Занимаясь романом Евгения ВОЙСКУНСКОГО и Исая ЛУКОДЬЯНОВА «Экипаж «Меконга» 1962 года для проекта «100 главных произведений (книг, циклов) советской фантастики (1941-1991)» я в течение января 2025 года перечитал его в разных изданиях трижды. И обнаружил ошибку, повторяемую все 60 с лишним лет.
На первых же страницах романа мы знакомимся с «Николаем Илларионовичем Опрятиным, которому предстоит сыграть немаловажную роль в нашем повествовании»:
— Это подтянутый сухощавый человек лет под сорок. У него энергичное лицо с высоким лбом, переходящим в тщательно замаскированную лысину, с тонкими губами и костистым подбородком. Гладко выбритые щеки и запах тройного одеколона создают впечатление, будто он только что вышел из парикмахерской.
И это не сиюминутное впечатление, а сущностная характеристика. На протяжении романа Николай Опрятин не меняется – в том смысле, что именуется арка персонажа, даже несмотря на события на острове. Это мы видим по его последнему (и, по сути, даже единственному) внутреннему монологу.

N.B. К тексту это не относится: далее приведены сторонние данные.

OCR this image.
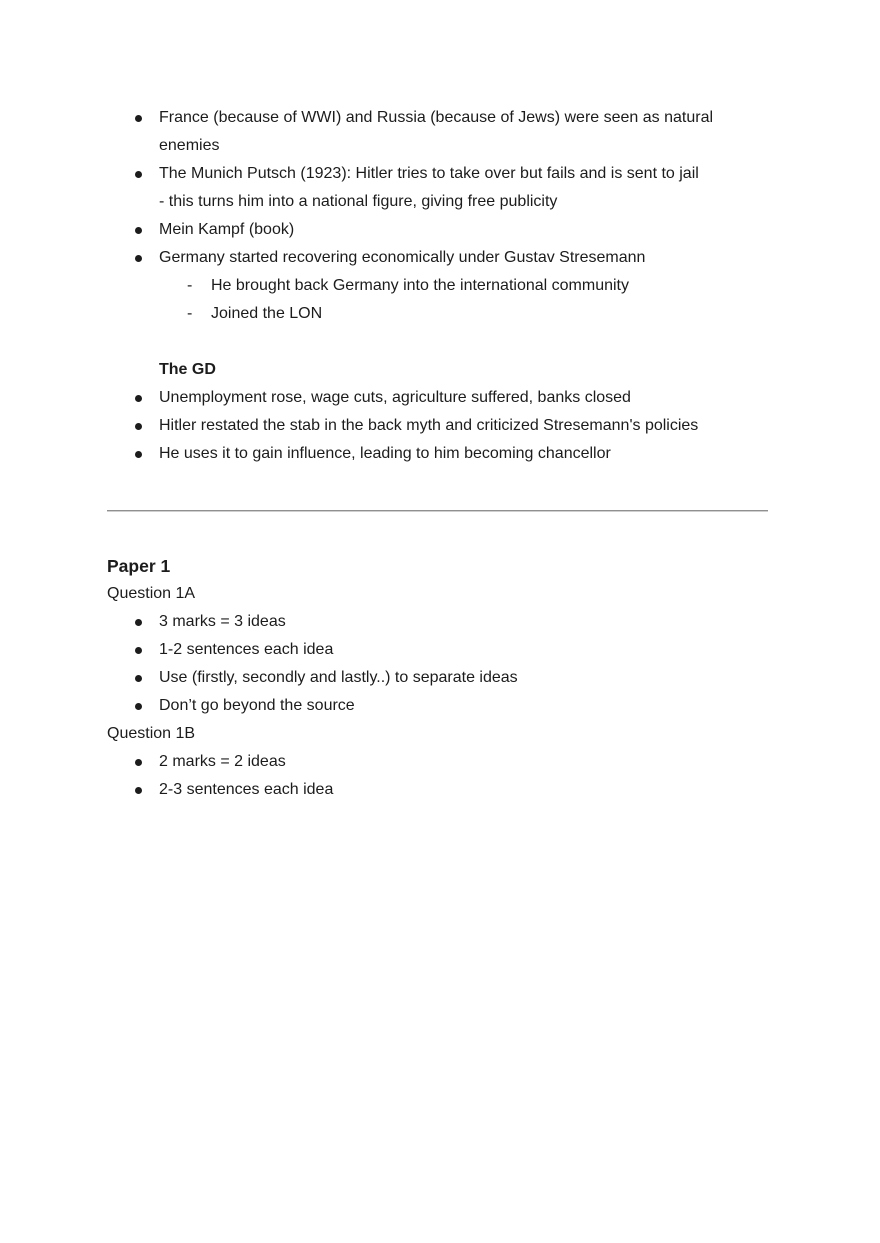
France (because of WWI) and Russia (because of Jews) were seen as natural
enemies
The Munich Putsch (1923): Hitler tries to take over but fails and is sent to jail
- this turns him into a national figure, giving free publicity
Mein Kampf (book)
Germany started recovering economically under Gustav Stresemann
- He brought back Germany into the international community
- Joined the LON
The GD
Unemployment rose, wage cuts, agriculture suffered, banks closed
Hitler restated the stab in the back myth and criticized Stresemann's policies
He uses it to gain influence, leading to him becoming chancellor
Paper 1
Question 1A
3 marks = 3 ideas
1-2 sentences each idea
Use (firstly, secondly and lastly..) to separate ideas
Don’t go beyond the source
Question 1B
2 marks = 2 ideas
2-3 sentences each idea
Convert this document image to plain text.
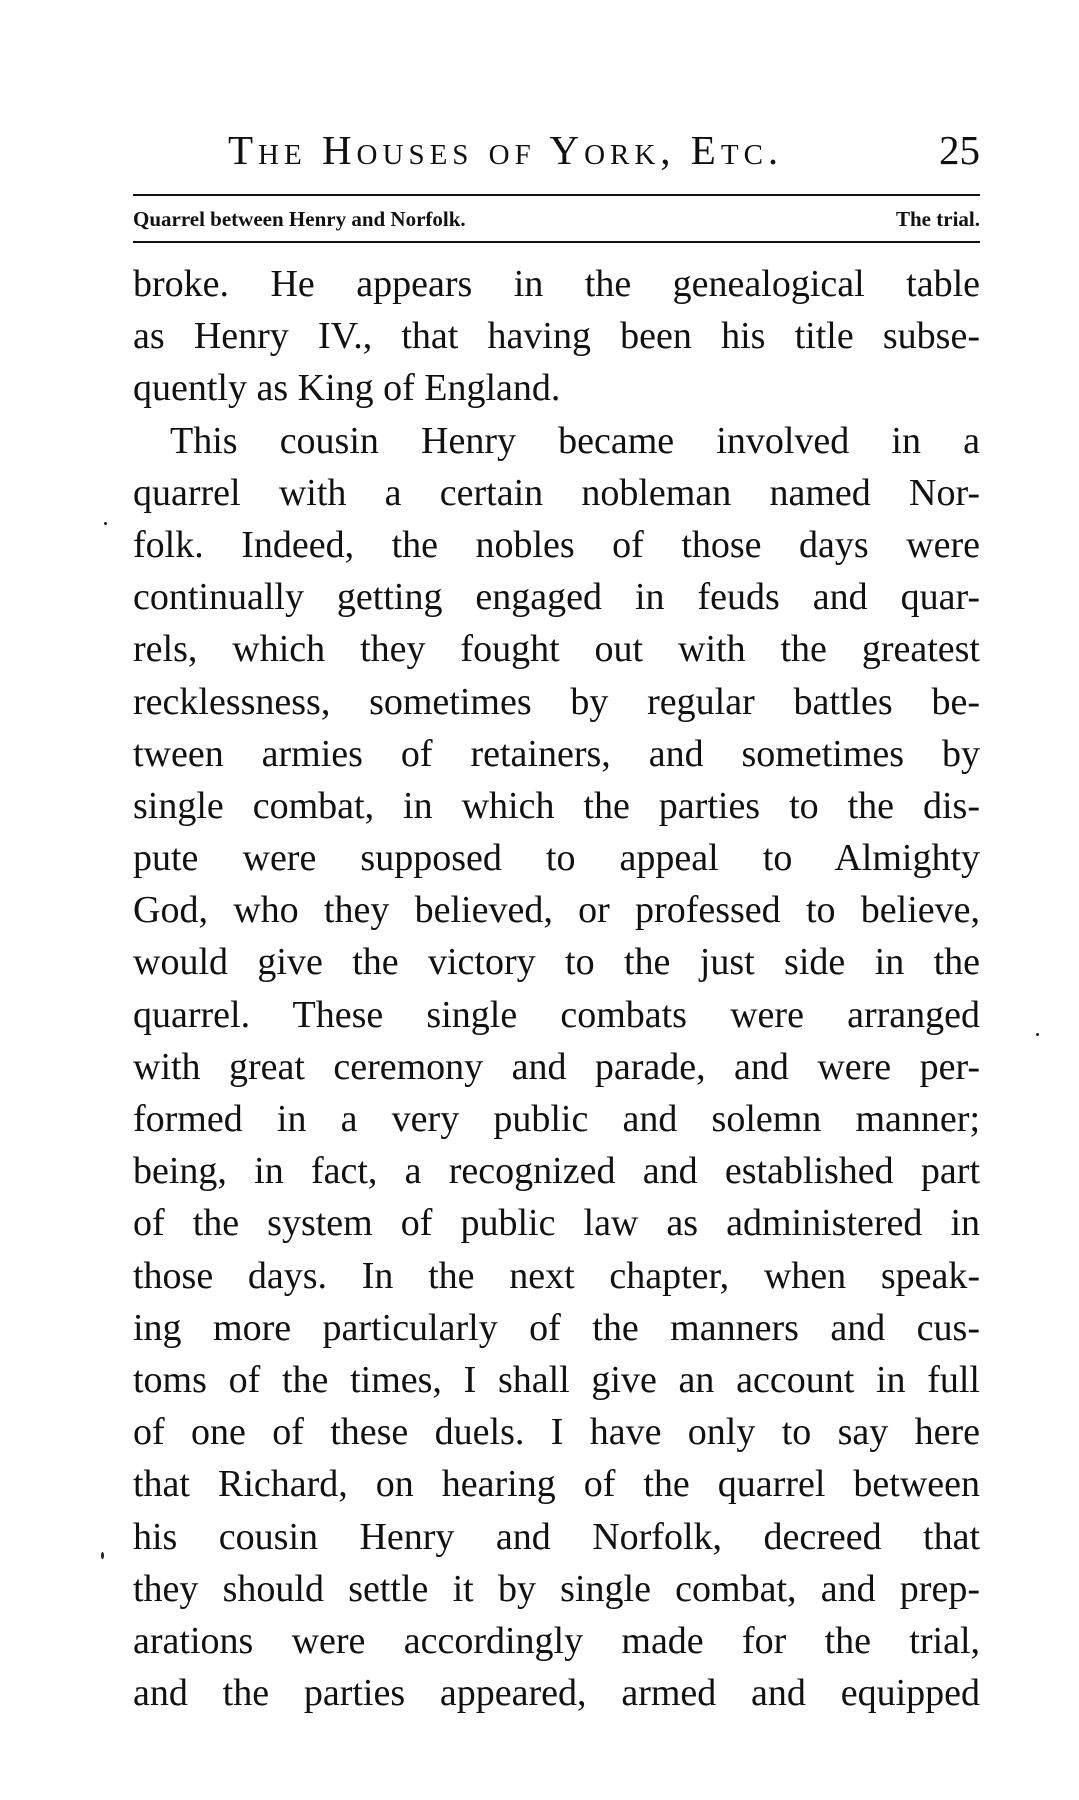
The Houses of York, Etc.	25
Quarrel between Henry and Norfolk.	The trial.
broke. He appears in the genealogical table
as Henry IV., that having been his title subse-
quently as King of England.
This cousin Henry became involved in a
quarrel with a certain nobleman named Nor-
folk. Indeed, the nobles of those days were
continually getting engaged in feuds and quar-
rels, which they fought out with the greatest
recklessness, sometimes by regular battles be-
tween armies of retainers, and sometimes by
single combat, in which the parties to the dis-
pute were supposed to appeal to Almighty
God, who they believed, or professed to believe,
would give the victory to the just side in the
quarrel. These single combats were arranged
with great ceremony and parade, and were per-
formed in a very public and solemn manner;
being, in fact, a recognized and established part
of the system of public law as administered in
those days. In the next chapter, when speak-
ing more particularly of the manners and cus-
toms of the times, I shall give an account in full
of one of these duels. I have only to say here
that Richard, on hearing of the quarrel between
his cousin Henry and Norfolk, decreed that
they should settle it by single combat, and prep-
arations were accordingly made for the trial,
and the parties appeared, armed and equipped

Он человек четких привычек и определенного характера. Главный инженер НИИТранснефти Павел Колтухов в конце романа характеризует его так:
— Замкнутый человек, крайне честолюбив и озабочен карьерой, характер тяжелый (хотя, явно, не тяжелее характера Бенедиктова – это уже реплика от меня).
(интересно, что сам Колтухов не менее честолюбив: обратите внимание, как он, совсем как Опрятин, на протяжении романа упорно занимается собственными идеями по электретной смоле, которые явно не внесены в план работы института, не одобряя «прожектерской горячки» по поводу проницаемости, охватившей институт», и даже вызывая в кабинет для нотаций слишком восторженных энтузиастов, но как только его (вот именно – ЕГО!) смола оказалась востребована в рамках проекта проницаемости – «стал чуть ли не главным энтузиастом беструбного нефтепровода»).
А теперь читаем в конце главу 10-ю, «в которой снова появляется Бестелесный» — тот самый эпизод, где в ходе разговора у следователя, Опрятин стал проницаемым, прошел сквозь стену и двинулся по улице прямо сквозь автобус:
— Пассажиры увидели, как чисто выбритый, хорошо одетый человек, срезанный до колен полом автобуса, пронесся сквозь них, никого не задев, и исчез, оставив слабый запах шипра. Они не успели даже вскрикнуть от испуга и изумления. Только пожилая дама в пенсне оторвалась на миг от книги в пестрой обложке и сказала вслед человеку-призраку:
— Хулиган!
Между тем Опрятин, совершенно невредимый, пересек улицу и пошел дальше, размахивая чемоданчиком в такт своим деревянным шагам.
Тройной и шипр — хиты советской парфюмерии, но это разные одеколоны с отличающимся запахом.
И это не тот случай, когда «я на правую руку надела перчатку с левой руки». Не может быть у Опрятина два вида одеколона: сегодня выбрал один, завтра другой – это абсолютно не в его характере. А трансформации этого характера (в смысле арки) в романе нет, как, впрочем, и всех остальных героев (разве что чуть-чуть дяди Вовы) – произведение не того типа.
P.S. Только в одном издании – М.: РИФ, 1992 вместо тройного одеколона указан просто одеколон, но это потому, как я уже изложил в проекте «100 лучших», что здесь были необходимы сокращения – и на протяжении всего текста были убраны слова, предложения, абзацы – по чуть-чуть. Во всех последующих изданиях – и 2003 года (Издательство АСТ, ЗАО НПП «Ермак»), и 2017 года (Престиж Бук) и 2024 года (СПб.: Азбука, Азбука-Аттикус) в начале романа – тройной одеколон, в конце – шипр.